Corona británica: el expríncipe Andrés desafía a Carlos III y desata una batalla interna

La asistencia de las princesas Beatriz y Eugenia de York al enlace matrimonial de su primo, Peter Phillips, con Harriet Sperling el pasado 6 de junio, generó sorpresa en el entorno británico.
Las hermanas acudieron a la iglesia de Todos los Santos en Kemble acompañadas por sus respectivos esposos. Sin embargo, lo que parecía un simple compromiso familiar escondía una maniobra detallada.
Según revela el diario Daily Mail, la presencia de las aristócratas formó parte de un intento planificado por reafirmar su posición institucional tras los constantes escándalos financieros y personales que involucran a sus progenitores.
Correos internos y la orden de resistir
Detrás de este movimiento se encuentra el expríncipe Andrés. El rotativo británico confirma que, ante las dudas de las hermanas sobre si acudir al evento, su padre les envió un correo electrónico categórico donde las instaba a asistir y a "mantener la cabeza bien alta".
Analistas de la prensa internacional interpretan este hecho como una señal de que el exduque, a pesar de haber sido privado de sus funciones oficiales, continúa presionando activamente para que su descendencia conserve los privilegios nobiliarios y sostenga la influencia de la Casa de York en la corte.
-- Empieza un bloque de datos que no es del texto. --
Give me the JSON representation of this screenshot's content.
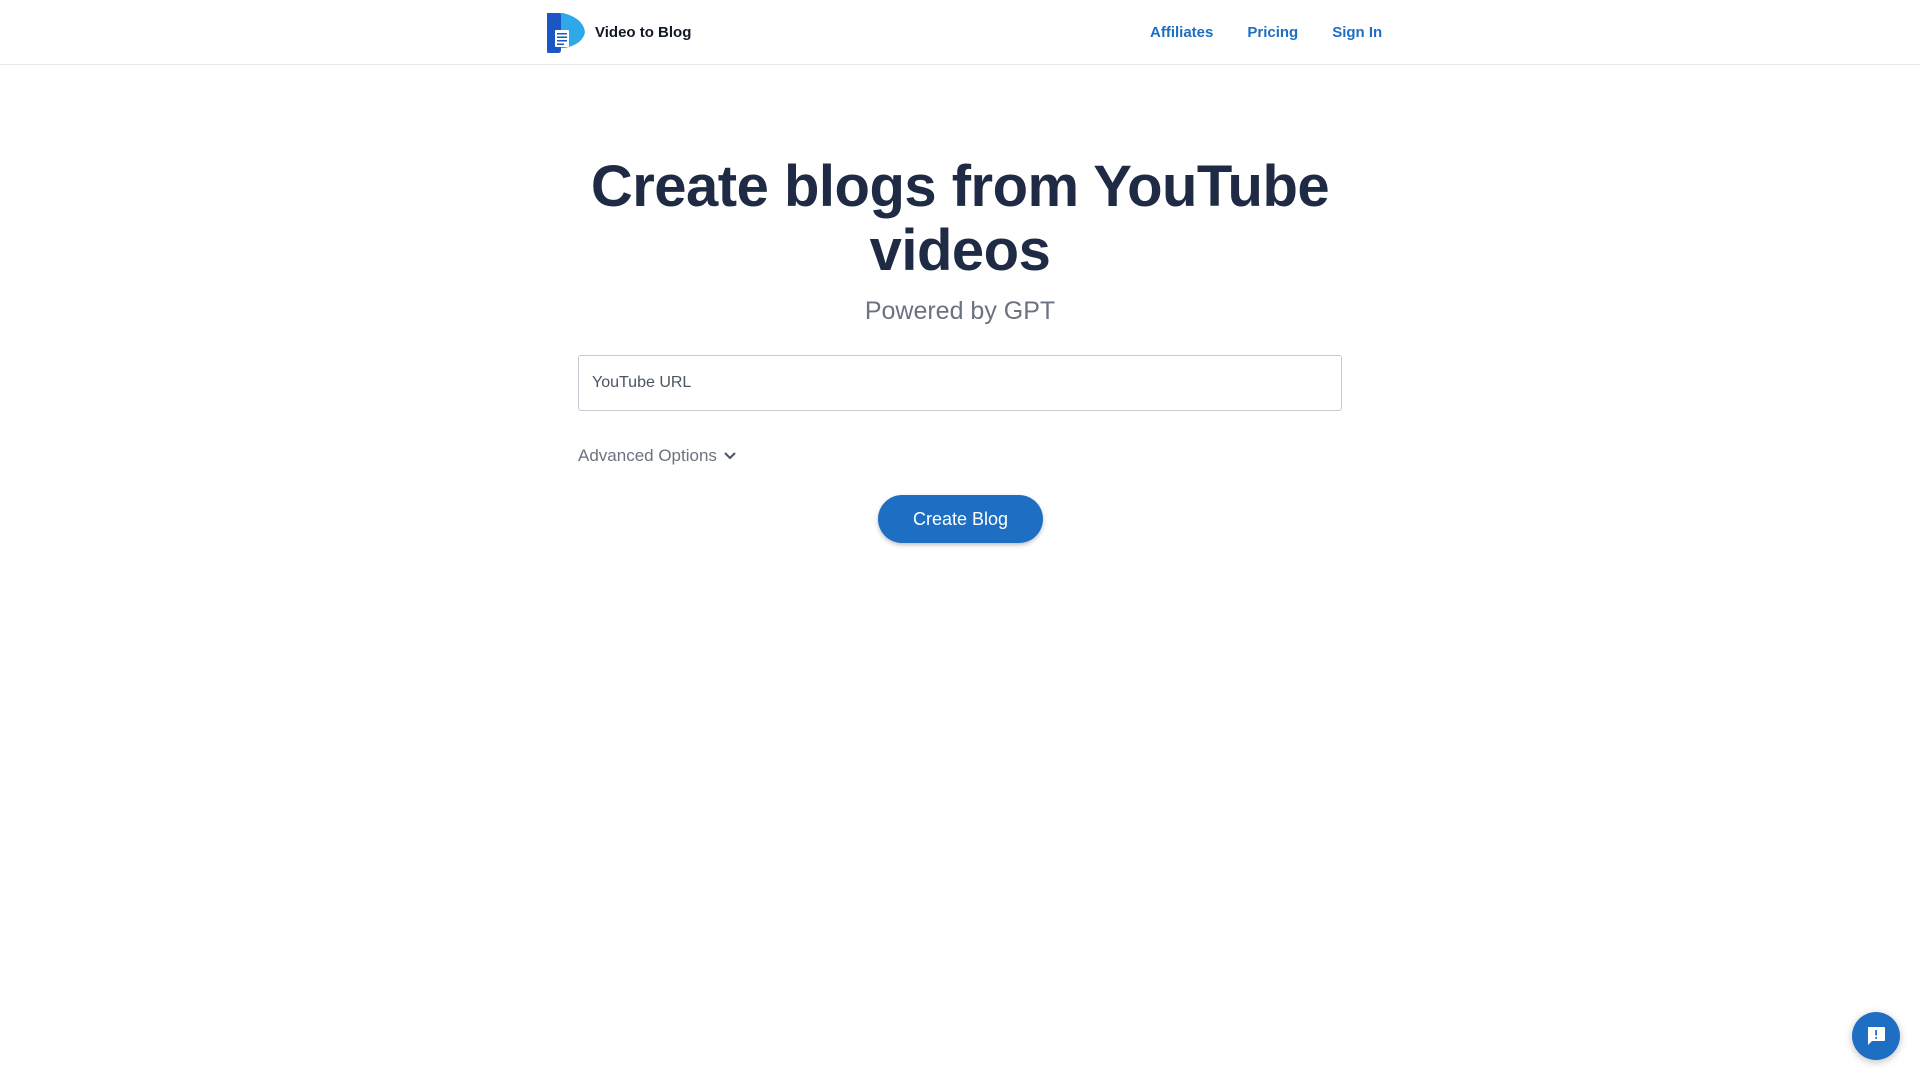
{
  "header": {
    "brand_name": "Video to Blog",
    "logo_icon": "document-play-logo",
    "nav": [
      {
        "label": "Affiliates"
      },
      {
        "label": "Pricing"
      },
      {
        "label": "Sign In"
      }
    ]
  },
  "hero": {
    "title": "Create blogs from YouTube videos",
    "subtitle": "Powered by GPT"
  },
  "form": {
    "url_placeholder": "YouTube URL",
    "url_value": "",
    "advanced_label": "Advanced Options",
    "advanced_icon": "chevron-down-icon",
    "submit_label": "Create Blog"
  },
  "chat_widget": {
    "icon": "chat-alert-icon"
  },
  "colors": {
    "accent": "#1e6fc3",
    "heading": "#1f2a44",
    "muted": "#6b7280",
    "logo_dark": "#1a56c4",
    "logo_light": "#2fa8ea"
  }
}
Andrés Mountbatten-Windsor mantiene un profundo malestar con su hermano, el rey Carlos III, al considerar que ha sido transformado en el "chivo expiatorio" de la institución.
Tras ser desalojado el pasado febrero de la residencia de Royal Lodge, el aristócrata reclama cientos de miles de libras a la Corona y exige una compensación económica para su exesposa, Sarah Ferguson, quien también abandonó el inmueble y fijó su residencia fuera del Reino Unido.
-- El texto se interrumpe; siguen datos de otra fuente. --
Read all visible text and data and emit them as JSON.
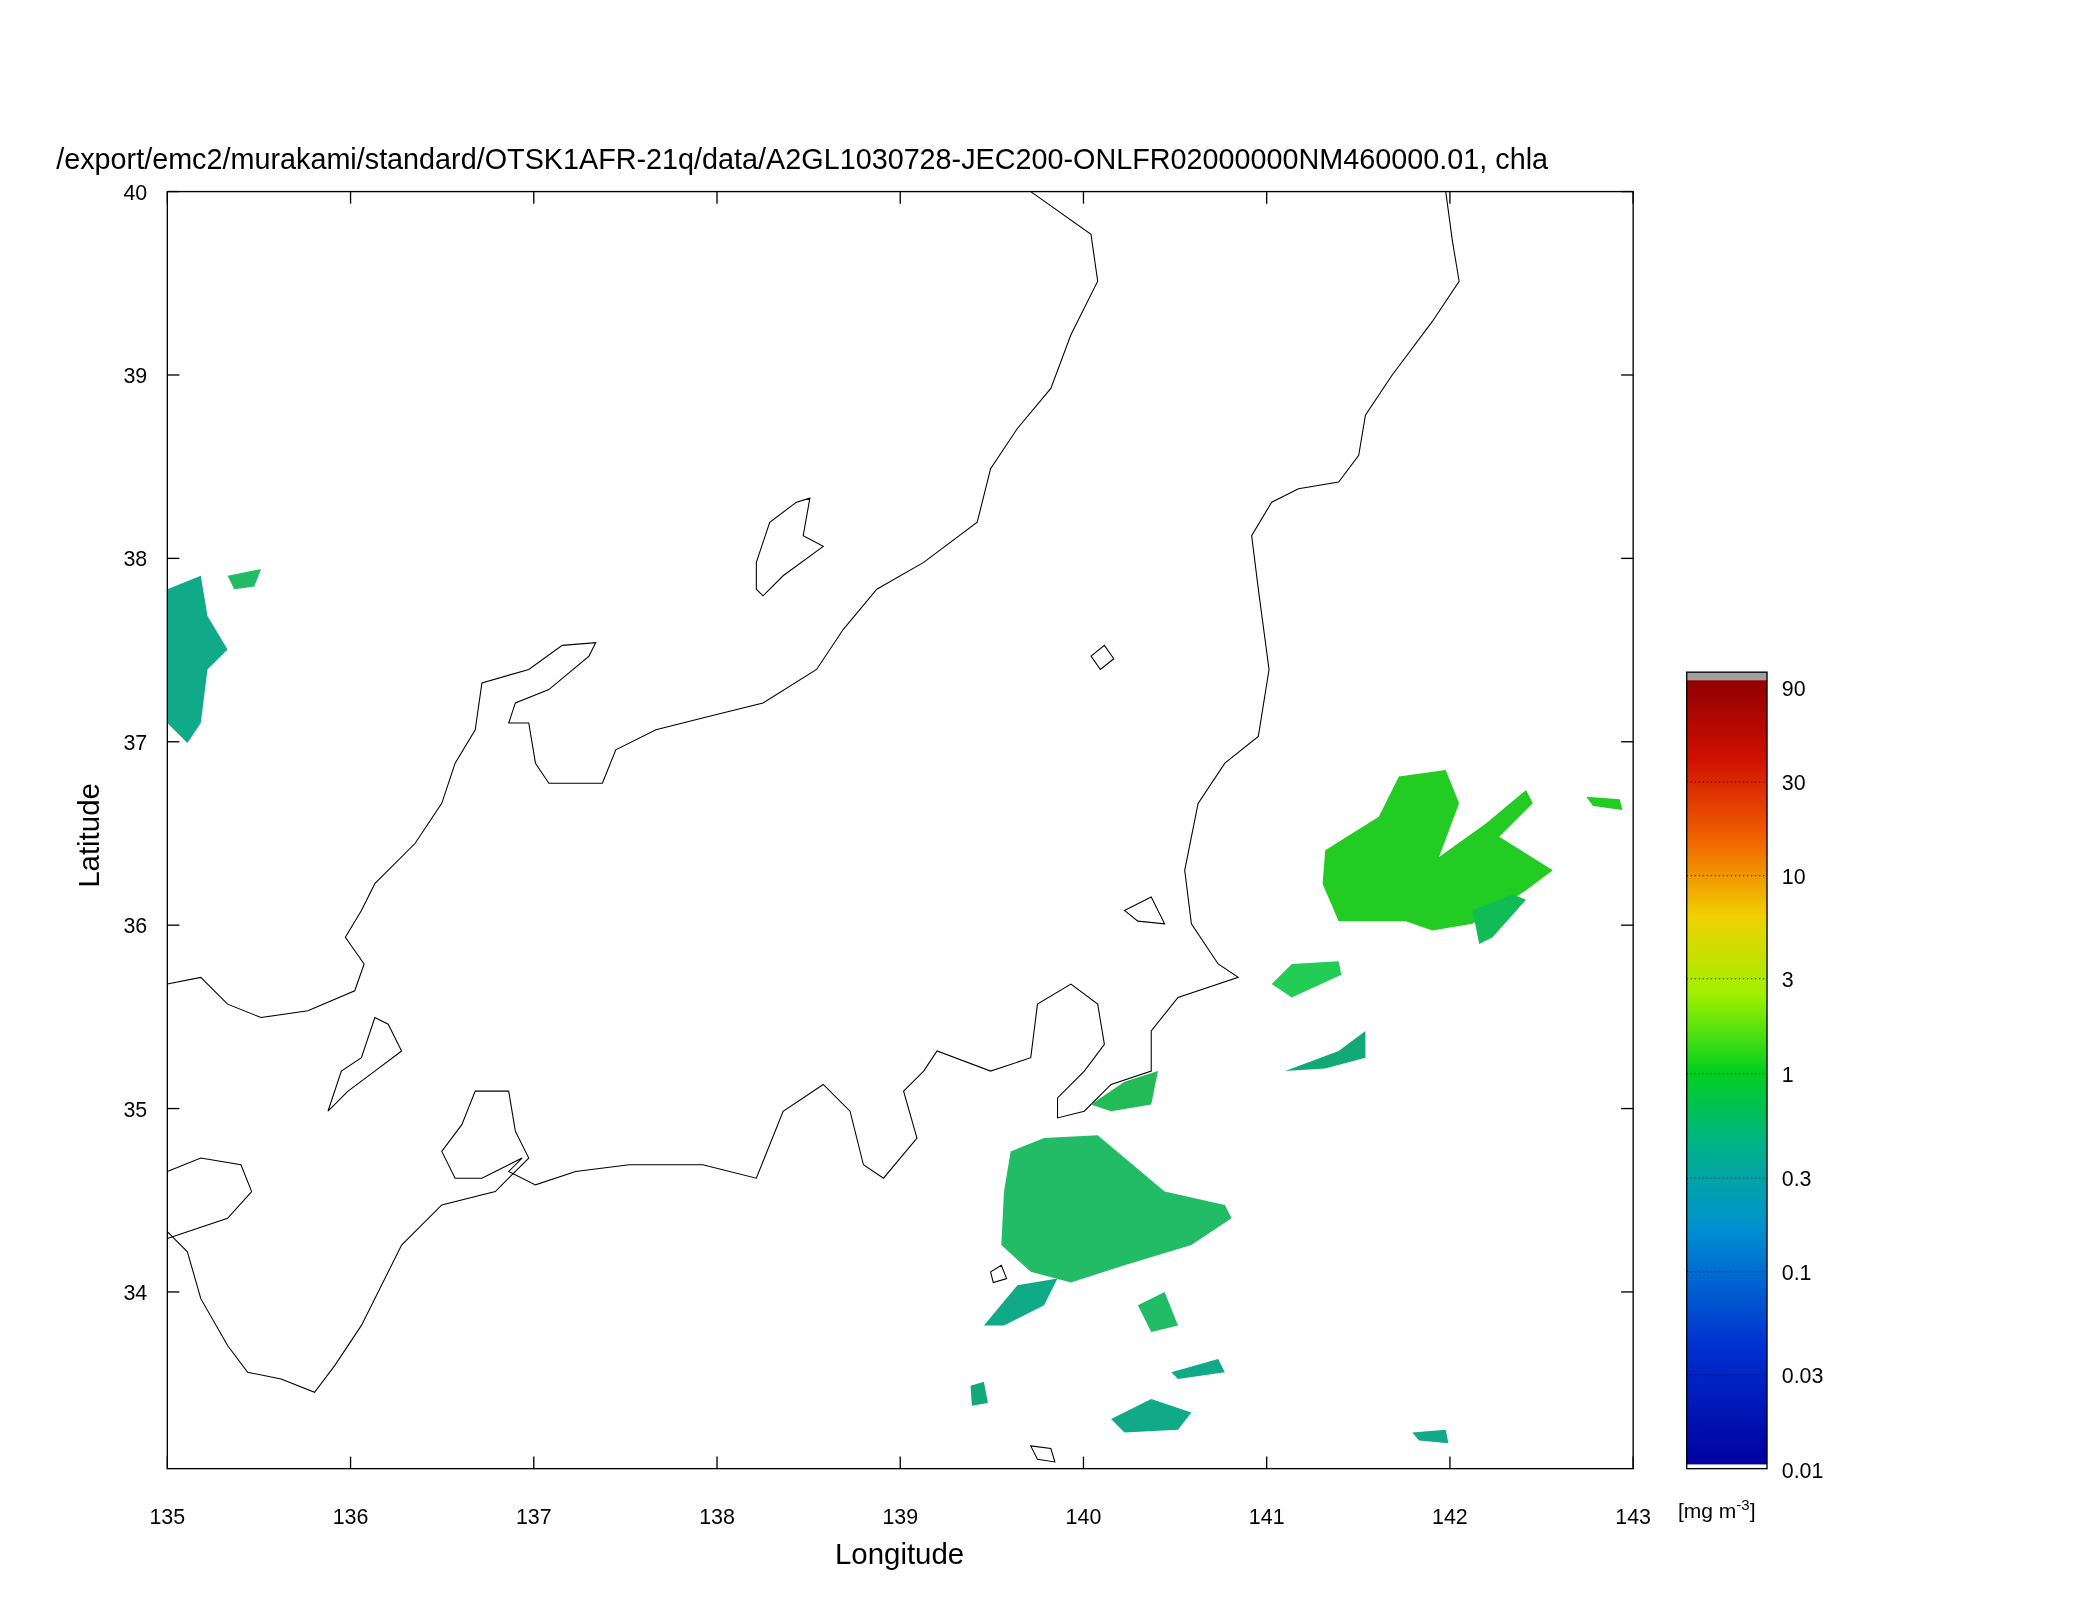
{
  "title": "/export/emc2/murakami/standard/OTSK1AFR-21q/data/A2GL1030728-JEC200-ONLFR02000000NM460000.01, chla",
  "x_axis": {
    "label": "Longitude",
    "ticks": [
      "135",
      "136",
      "137",
      "138",
      "139",
      "140",
      "141",
      "142",
      "143"
    ]
  },
  "y_axis": {
    "label": "Latitude",
    "ticks": [
      "40",
      "39",
      "38",
      "37",
      "36",
      "35",
      "34"
    ]
  },
  "colorbar": {
    "labels": [
      "90",
      "30",
      "10",
      "3",
      "1",
      "0.3",
      "0.1",
      "0.03",
      "0.01"
    ],
    "unit": "[mg m$^{-3}$]"
  }
}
Un aislamiento institucional evidente
Los intentos de acercamiento por parte del expríncipe han sido sistemáticamente rechazados por el monarca. Las peticiones de audiencia privada han sido ignoradas y Carlos III no ha visitado la nueva vivienda de su hermano en Marsh Farm.
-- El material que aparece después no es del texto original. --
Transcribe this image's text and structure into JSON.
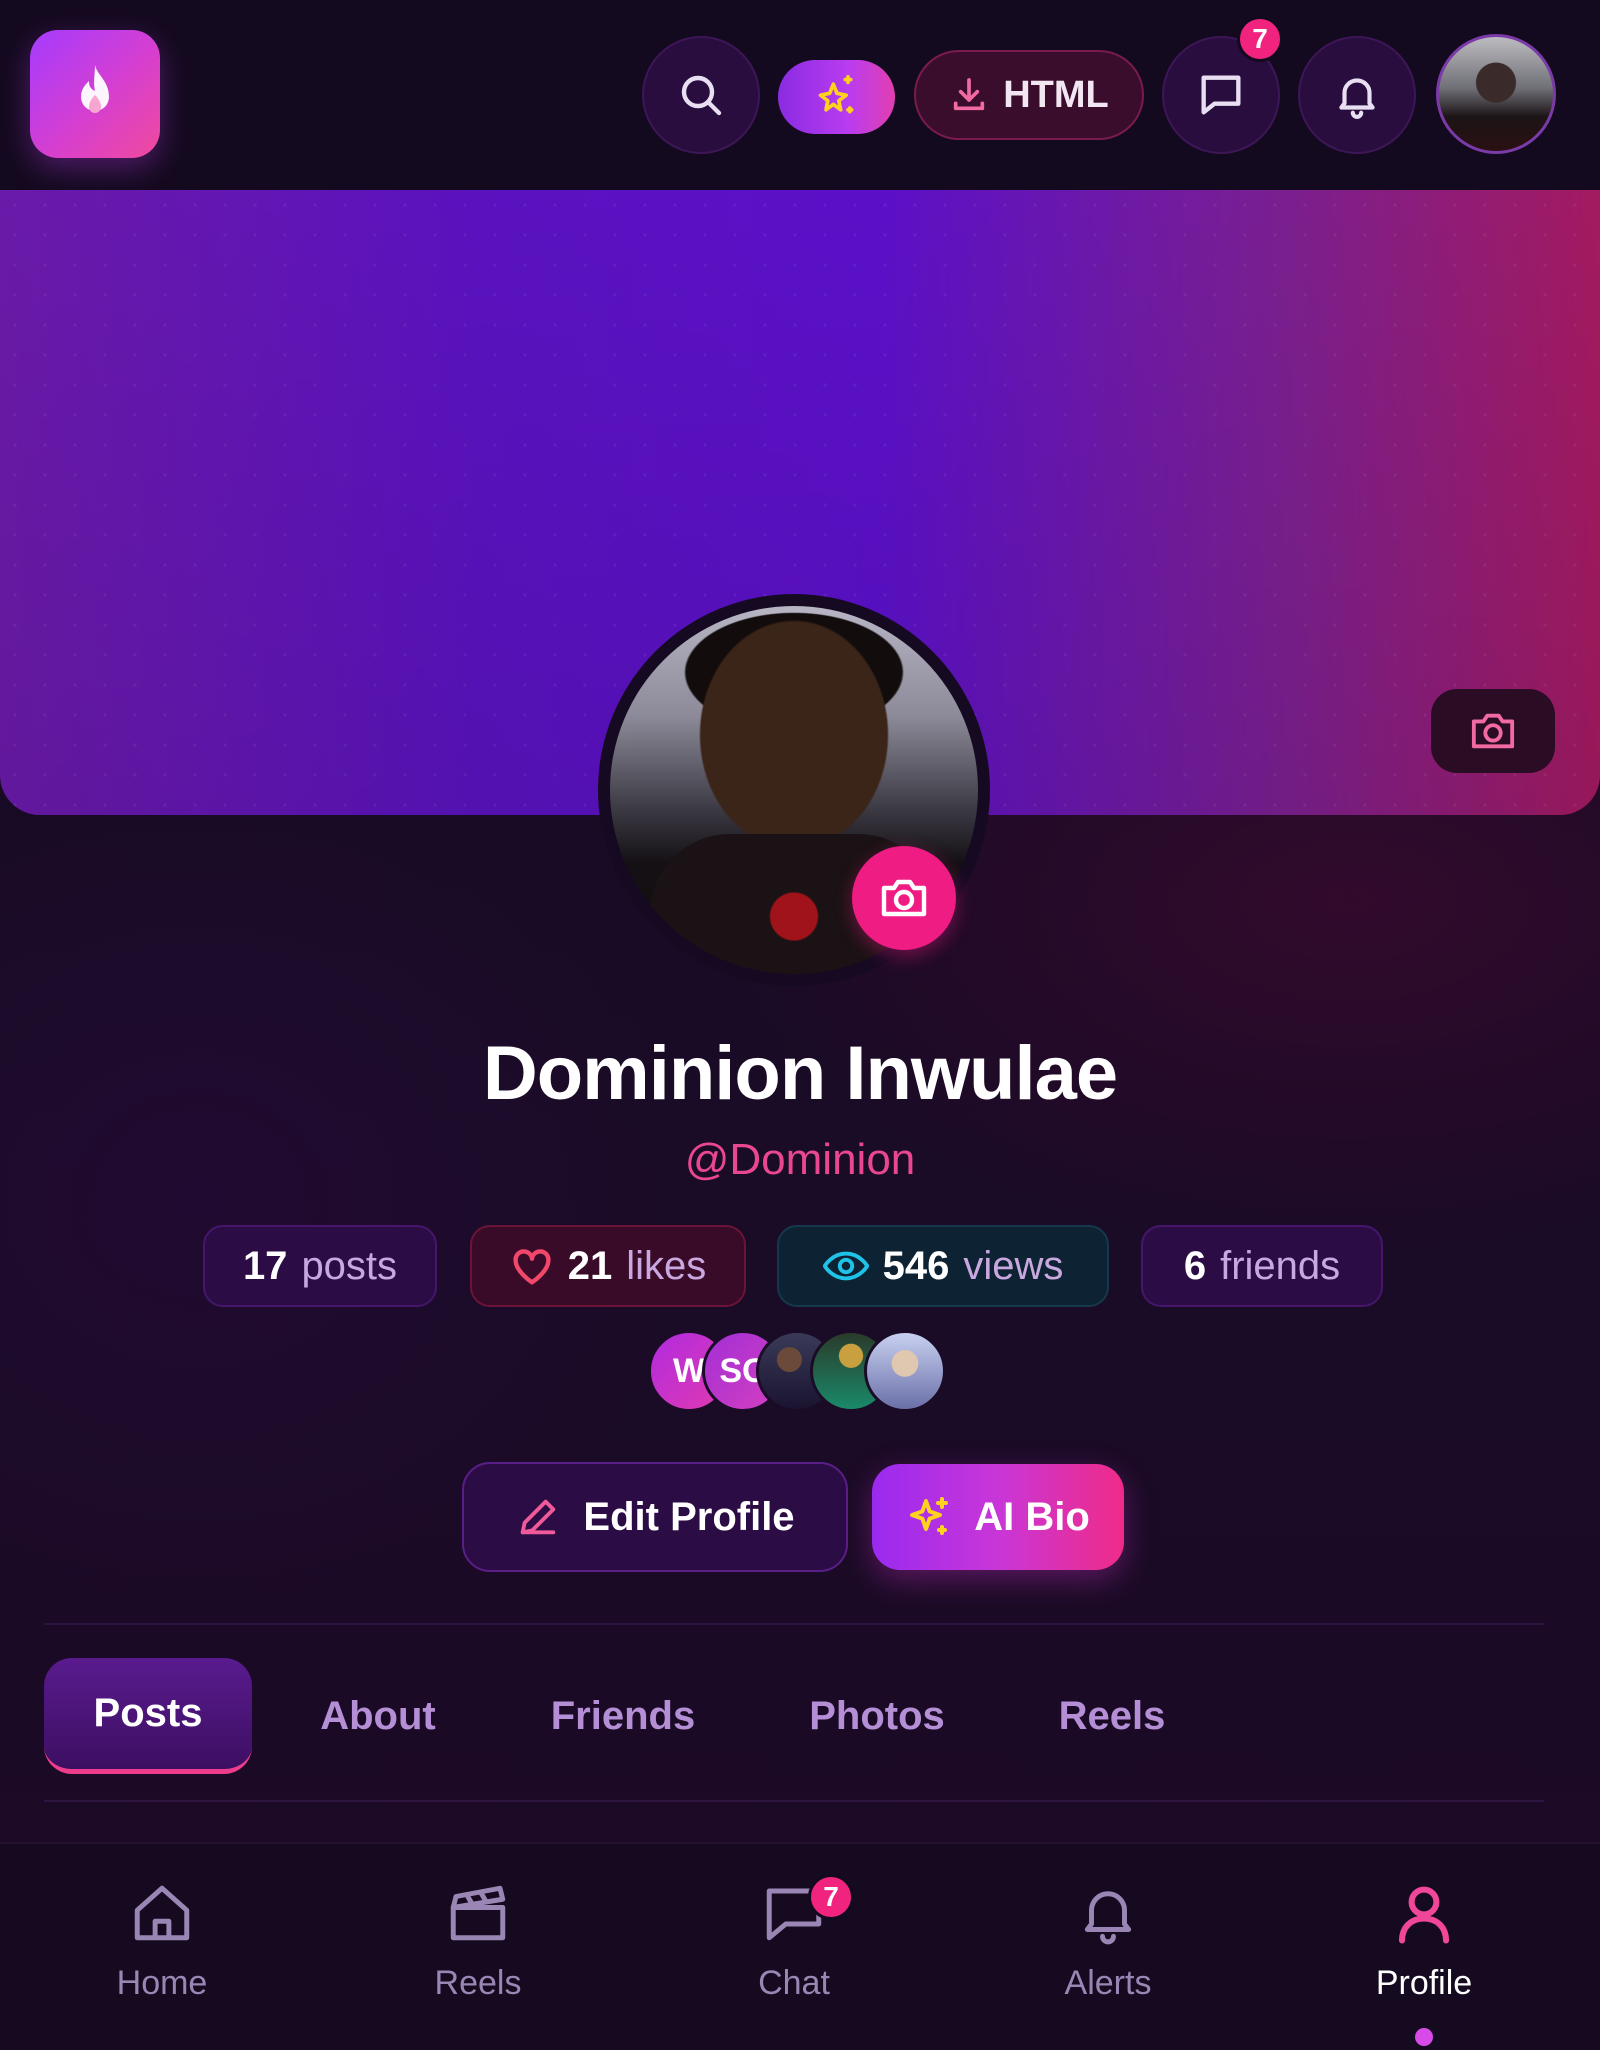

Esta distancia se hizo visible en la boda de Peter Phillips, donde las princesas no saludaron al rey Carlos, ya que los monarcas ocupaban sus asientos antes de la llegada de las jóvenes.
Posteriormente, el traslado inmediato de Carlos y Camila en helicóptero hacia el Derby de Epsom anuló cualquier posibilidad de diálogo.
Este enfrentamiento coincide con un período de estricta reestructuración en la monarquía británica, donde el monarca busca reducir los gastos del núcleo real y limitar los beneficios de los miembros de la familia que no ejercen funciones de representación oficial.
La presión sobre Beatriz y Eugenia se ha incrementado debido a las investigaciones sobre la procedencia de la fortuna familiar y los vínculos con Jeffrey Epstein.
Adicionalmente, el soberano cuestiona el uso gratuito que las princesas hacen de residencias oficiales como el Palacio de St. James y el Palacio de Kensington, intentando promover su mudanza.
Aunque existen sectores que solicitan su exclusión de la línea sucesoria, el monarca mantiene gestos de tregua, como la orden de anunciar de forma oficial el tercer embarazo de Eugenia.
No obstante, las tensiones persisten tras la negativa de la rama York a someter sus finanzas a una auditoría ética solicitada por el príncipe Guillermo.
El empeño por el trato protocolario
A pesar de la pérdida de sus distinciones, el comportamiento de Andrés dentro de su ámbito privado denota una resistencia absoluta a perder su antigua condición.
El entorno del aristócrata confirma que exige a los tres empleados que integran su servicio personal que se dirijan a él bajo el tratamiento de "señor" o "Duque".
Los reportes locales indican que el exduque recuerda frecuentemente a sus trabajadores su linaje directo con monarcas británicos y sus conexiones dinásticas con los tronos de Grecia y Dinamarca.